Horn J., de Haan R.J., Vermeulen M., Luiten P.G. & Limburg M. Nimodipine in animal model experiments of focal cerebral ischemia: a systematic review. Stroke 2001; 32(10): 2433-2438. [Comment: Stroke 2002; 33(2): 639-640.]
(180 kb). RELEVANCE
Although animal studies ought to preceed human clinical trials in case toxicity becomes evident, in some of the studies reviewed animal experiments and clinical studies ran simultaneously. Furthermore, the collective animal-based evidence did not demonstrate sufficient efficacy to substantiate the decision to perform trials in large numbers of patients.BACKGROUND AND PURPOSE
Based on the results of animal experiments, clinical trials were performed with nimodipine, which did not demonstrate a beneficial effect on outcome after stroke. The aim of this study was to determine whether the evidence from animal experiments with nimodipine supported the use of nimodipine in clinical trials. METHODS
We performed a systematic review of animal experiments with nimodipine in focal cerebral ischemia. Studies were identified by searching Medline and Embase. We assessed whether these studies showed a beneficial effect of active treatment. In-depth analyses were performed on infarct size and amount of edema, and subgroup analyses were performed on the length of the time window to the initiation of treatment and the methodological quality of the studies. RESULTS
Of 225 identified articles, 20 studies were included. The methodological quality of the studies was poor.

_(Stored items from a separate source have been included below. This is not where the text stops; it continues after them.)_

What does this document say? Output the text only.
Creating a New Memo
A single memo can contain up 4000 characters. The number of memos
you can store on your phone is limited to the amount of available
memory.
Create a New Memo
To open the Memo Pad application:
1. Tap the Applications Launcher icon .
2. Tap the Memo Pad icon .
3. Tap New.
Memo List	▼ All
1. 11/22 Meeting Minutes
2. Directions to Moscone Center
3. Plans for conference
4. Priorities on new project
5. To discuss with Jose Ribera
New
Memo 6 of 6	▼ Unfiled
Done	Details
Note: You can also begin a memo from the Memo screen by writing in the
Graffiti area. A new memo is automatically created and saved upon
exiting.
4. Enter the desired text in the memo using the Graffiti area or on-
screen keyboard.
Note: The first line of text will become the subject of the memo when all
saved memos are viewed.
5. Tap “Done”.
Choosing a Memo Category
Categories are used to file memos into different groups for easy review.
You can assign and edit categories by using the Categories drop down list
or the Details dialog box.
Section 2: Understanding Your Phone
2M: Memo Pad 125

Of the included studies, 50% were in favor of nimodipine. In-depth analyses showed statistically significant effects in favor of treatment (10 studies). No influence of the length of time to the initiation of treatment or of the methodological quality on the results was found. CONCLUSIONS
We conclude that the results of this review did not show convincing evidence to substantiate the decision to perform trials with nimodipine in large numbers of patients. There were no differences between the results of the animal experiments and clinical studies. Surprisingly, we found that animal experiments and clinical studies ran simultaneously.